These thoughts are based solely on observations and creative thoughts. None of these conclusions have been backed up by any official statements.
The future of video games is always a fun topic to ponder. From the next big hit to the next generation of consoles, there’s always something to wonder. With the continuous growth of PC gaming, there’s always discussion on how consoles will stand out against powerful gaming computers. After Microsoft’s presentation at E3 2016, an idea popped into my head – I think the XBox One successor will be more of a gaming PC rather than a traditional console.
The Microsoft Company as a whole, including both their gaming and computer divisions, is an interesting case when it comes to modern video games. Plenty of people purchase XBox consoles, but the majority of computer gamers use PCs running Microsoft operating systems.
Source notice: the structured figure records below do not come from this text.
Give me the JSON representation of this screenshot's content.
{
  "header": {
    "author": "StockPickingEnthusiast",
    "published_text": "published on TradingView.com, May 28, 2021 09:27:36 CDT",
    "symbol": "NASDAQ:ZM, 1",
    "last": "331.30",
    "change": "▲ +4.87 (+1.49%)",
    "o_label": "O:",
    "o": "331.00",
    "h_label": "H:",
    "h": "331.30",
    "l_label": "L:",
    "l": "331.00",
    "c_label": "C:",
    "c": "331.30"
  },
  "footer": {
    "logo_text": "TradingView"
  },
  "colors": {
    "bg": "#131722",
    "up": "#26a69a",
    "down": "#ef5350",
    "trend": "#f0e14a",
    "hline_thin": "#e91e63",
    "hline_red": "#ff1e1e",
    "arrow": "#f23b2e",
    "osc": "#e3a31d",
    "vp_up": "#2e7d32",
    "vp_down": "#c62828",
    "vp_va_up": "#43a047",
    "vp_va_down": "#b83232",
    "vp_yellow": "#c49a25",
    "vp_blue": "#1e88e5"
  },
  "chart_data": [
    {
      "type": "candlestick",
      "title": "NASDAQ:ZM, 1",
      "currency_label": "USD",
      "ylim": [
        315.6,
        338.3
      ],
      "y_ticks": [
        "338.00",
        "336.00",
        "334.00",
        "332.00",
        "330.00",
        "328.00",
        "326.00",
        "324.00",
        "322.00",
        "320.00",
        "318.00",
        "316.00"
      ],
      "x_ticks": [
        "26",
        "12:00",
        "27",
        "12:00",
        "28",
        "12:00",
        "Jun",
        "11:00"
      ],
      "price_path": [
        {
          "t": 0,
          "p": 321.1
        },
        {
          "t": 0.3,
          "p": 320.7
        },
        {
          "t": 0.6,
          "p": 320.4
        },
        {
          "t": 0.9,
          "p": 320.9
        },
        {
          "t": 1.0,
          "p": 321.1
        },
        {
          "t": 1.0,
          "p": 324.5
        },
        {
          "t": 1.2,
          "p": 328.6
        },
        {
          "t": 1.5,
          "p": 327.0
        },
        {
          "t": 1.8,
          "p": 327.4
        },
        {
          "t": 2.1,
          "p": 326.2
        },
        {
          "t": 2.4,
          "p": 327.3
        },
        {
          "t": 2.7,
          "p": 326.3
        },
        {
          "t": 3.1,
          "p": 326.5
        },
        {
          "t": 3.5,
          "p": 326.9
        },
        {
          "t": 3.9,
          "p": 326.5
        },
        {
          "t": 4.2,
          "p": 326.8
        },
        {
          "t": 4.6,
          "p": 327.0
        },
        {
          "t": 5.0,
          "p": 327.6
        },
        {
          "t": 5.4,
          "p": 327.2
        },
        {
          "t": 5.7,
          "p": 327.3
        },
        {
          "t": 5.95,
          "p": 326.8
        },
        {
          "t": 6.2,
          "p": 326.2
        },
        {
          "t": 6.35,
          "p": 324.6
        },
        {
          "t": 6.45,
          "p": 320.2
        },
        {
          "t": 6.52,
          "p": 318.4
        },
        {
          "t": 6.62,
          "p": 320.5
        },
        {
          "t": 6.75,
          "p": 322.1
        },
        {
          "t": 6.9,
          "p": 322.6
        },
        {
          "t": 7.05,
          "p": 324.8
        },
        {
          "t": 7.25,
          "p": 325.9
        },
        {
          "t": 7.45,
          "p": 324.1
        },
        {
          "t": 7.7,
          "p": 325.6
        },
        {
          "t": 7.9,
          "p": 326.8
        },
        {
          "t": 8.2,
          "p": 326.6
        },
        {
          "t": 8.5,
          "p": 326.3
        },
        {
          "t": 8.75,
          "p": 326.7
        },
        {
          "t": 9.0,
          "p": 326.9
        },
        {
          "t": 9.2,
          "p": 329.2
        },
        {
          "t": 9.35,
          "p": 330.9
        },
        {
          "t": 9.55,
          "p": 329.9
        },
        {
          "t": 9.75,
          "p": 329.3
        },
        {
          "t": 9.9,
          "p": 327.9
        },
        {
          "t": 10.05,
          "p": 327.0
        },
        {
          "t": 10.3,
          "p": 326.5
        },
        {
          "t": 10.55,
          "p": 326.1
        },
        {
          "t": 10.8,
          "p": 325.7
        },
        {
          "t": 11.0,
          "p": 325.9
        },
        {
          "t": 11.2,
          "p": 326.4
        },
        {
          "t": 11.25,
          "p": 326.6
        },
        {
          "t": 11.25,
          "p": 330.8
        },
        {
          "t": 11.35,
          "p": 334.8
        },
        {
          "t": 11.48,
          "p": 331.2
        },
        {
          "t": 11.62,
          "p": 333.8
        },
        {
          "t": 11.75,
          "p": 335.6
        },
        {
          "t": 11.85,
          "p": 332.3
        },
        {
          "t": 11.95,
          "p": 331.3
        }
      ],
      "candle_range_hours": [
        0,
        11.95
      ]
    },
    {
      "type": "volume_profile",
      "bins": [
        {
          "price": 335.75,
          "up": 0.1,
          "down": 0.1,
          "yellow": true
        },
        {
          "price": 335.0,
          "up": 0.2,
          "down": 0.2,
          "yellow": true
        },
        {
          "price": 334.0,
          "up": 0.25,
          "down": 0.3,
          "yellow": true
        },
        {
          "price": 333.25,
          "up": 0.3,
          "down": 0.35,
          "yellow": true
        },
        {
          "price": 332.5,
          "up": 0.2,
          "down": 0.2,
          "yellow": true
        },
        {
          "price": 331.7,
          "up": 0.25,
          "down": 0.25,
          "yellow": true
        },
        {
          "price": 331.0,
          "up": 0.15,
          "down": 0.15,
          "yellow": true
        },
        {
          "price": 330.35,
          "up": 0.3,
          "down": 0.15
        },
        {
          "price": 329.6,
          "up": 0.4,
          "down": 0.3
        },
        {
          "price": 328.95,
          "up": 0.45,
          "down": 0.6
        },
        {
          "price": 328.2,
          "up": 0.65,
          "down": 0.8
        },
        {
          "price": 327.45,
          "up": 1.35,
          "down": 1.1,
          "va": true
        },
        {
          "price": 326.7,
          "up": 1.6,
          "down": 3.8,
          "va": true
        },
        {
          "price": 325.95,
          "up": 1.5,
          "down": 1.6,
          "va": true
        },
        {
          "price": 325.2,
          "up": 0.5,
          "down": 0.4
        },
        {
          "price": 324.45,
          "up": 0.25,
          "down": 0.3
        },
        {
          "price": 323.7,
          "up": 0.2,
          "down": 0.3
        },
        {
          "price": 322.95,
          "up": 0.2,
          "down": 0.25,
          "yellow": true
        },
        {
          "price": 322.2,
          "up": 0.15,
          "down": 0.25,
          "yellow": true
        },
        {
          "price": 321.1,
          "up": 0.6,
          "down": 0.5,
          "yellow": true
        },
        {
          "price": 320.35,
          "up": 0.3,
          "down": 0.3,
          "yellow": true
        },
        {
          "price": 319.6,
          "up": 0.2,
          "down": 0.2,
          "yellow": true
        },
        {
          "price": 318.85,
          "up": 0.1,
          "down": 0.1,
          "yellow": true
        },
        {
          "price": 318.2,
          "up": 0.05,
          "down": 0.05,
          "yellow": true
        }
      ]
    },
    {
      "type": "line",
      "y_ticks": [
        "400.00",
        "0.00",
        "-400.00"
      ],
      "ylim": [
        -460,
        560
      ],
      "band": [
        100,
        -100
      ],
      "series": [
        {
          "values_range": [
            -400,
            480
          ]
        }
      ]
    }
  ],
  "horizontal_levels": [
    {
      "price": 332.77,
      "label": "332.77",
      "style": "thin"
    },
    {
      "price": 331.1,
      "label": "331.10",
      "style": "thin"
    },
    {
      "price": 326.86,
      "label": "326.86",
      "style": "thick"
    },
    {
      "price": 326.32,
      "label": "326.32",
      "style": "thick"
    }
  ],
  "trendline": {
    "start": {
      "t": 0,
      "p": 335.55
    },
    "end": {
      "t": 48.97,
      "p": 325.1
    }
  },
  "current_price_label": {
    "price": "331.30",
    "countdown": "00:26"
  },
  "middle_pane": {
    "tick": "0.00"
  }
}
However most PC gamers simply use the OS as a means to an end when gaming – the actual purchasing and playing of games is done most popularly through store fronts, such as Valve’s gaming platform, Steam. With many AAA games appearing on both PC and consoles, many have forgone the purchase of an Xbox One or a PS4 in favor of a gaming PC simply because it is more versatile than a gaming console. And I think the XBox team might try to get ahead of this by the next console generation.
Windows Store vs Steam
Microsoft introduced their “Play Anywhere” program at E3 2016 that allows for certain digital titles to be cross-purchased for play on both Xbox One consoles and PCs running Windows 10. This pairing of the Windows Store and Xbox Store seems to be a move by Xbox, and more broadly Microsoft, to compete with PC gaming distribution platforms, like Steam, in order to capture a bigger portion of the gaming market. While new models of the Xbox One show sustaining faith in the current console generation, I can imagine that the Xbox One could be the last of Microsoft’s “traditional” console.
You may remember that when the XBox One was revealed back in 2013 that the console received backlash when it was announced that the developers wanted owners to be more or less always connected to the internet, particularly when playing games downloaded from a disc (as opposed to always having the disc in the console). Looking back, I think the timing was poor but that the idea would be more welcome in 5 years, especially if the console is branded as more of a computer than simply as a gaming console. Heck, it might even be a non-issue if internet access becomes even more available in that time span and if more people greatly favor digital download over physical media. I mean, it’s been years since gaming developers for PC titles relied on CD-Rom distribution for their games since all-digital has become the norm.
Console and Computer
If you think about it, modern game consoles have become very similar to PCs in terms hardware and capabilities, and with a dedicated gaming PC, Microsoft would be able to unify the console and PC gaming markets that it has its hands in and try to pull away customers from Steam, Humble, etc… When Xbox One’s successor comes to light (which I imagine will be anywhere from like 2018 to 2021), I’m imagining a “Reverse SteamBox” if you will. Where Steam Boxes were various consoles running a dedicated OS and internet connection that allowed for gamers to play Steam games without a PC, I’m imaging Microsoft releasing a heavily dedicated gaming PC that will have dedicated systems to prioritize and optimize gaming like a console but also have traditional computer functions.
This console-PC hybrid would continue the image of Microsoft’s desire to be the center piece of one’s entertainment setup but would probably also still serve basic the needs that a computer has (internet browsing, word processing, proprietary software etc…) without being as clunky as app version of some programs can be on consoles. Compatibility with a keyboard and mouse alongside a dedicated controller (and other peripherals) would also cement this image. Certainly, this would sit on the higher end of costs compared to other consoles, but would certainly appeal to those who straddle both the XBox One and PC gaming.
The “Always On” Issue from 2013
Take a trip back to the XBox One’s unveiling back at E3 2013 and one thing you’ll be greeted with is a ton of backlash to a feature that required console owners to connect to the internet at least once a day in order to play games without needing the disc after installation. This was removed following heavy criticism as there are certainly many people who buy consoles because they do not have internet. There is, however, a growing demand for internet in most households and I wouldn’t put it past Microsoft to try something similar for enhanced cloud-based gaming.
Most people who have a gaming PC have a decent internet connection and the PC-console-hybrid that I propose would certainly try to replace that PC. Man PC games have some sort of connection based DRM anyways that require some sort of frequent internet connection. The growing trend for online multiplayer-only titles and constant patches and updates, the world may be growing closer to accepting a unit that requires constant connection. Depending on how trends, and potential changes in how ISPs deliver internet, are in the next few years, there is a possible future where the “Always-On” blunder was just a feature too far ahead of its time.
Like I said earlier, this is merely conjecture and I could be way-off base considering that at this time we’re likely not even at the halfway point of the 8th console generation. But there is no doubt that major changes are on the horizon considering the upcoming Nintendo Switch hand-held/console hybrid and the current age of Virtual Reality titles hitting the markets.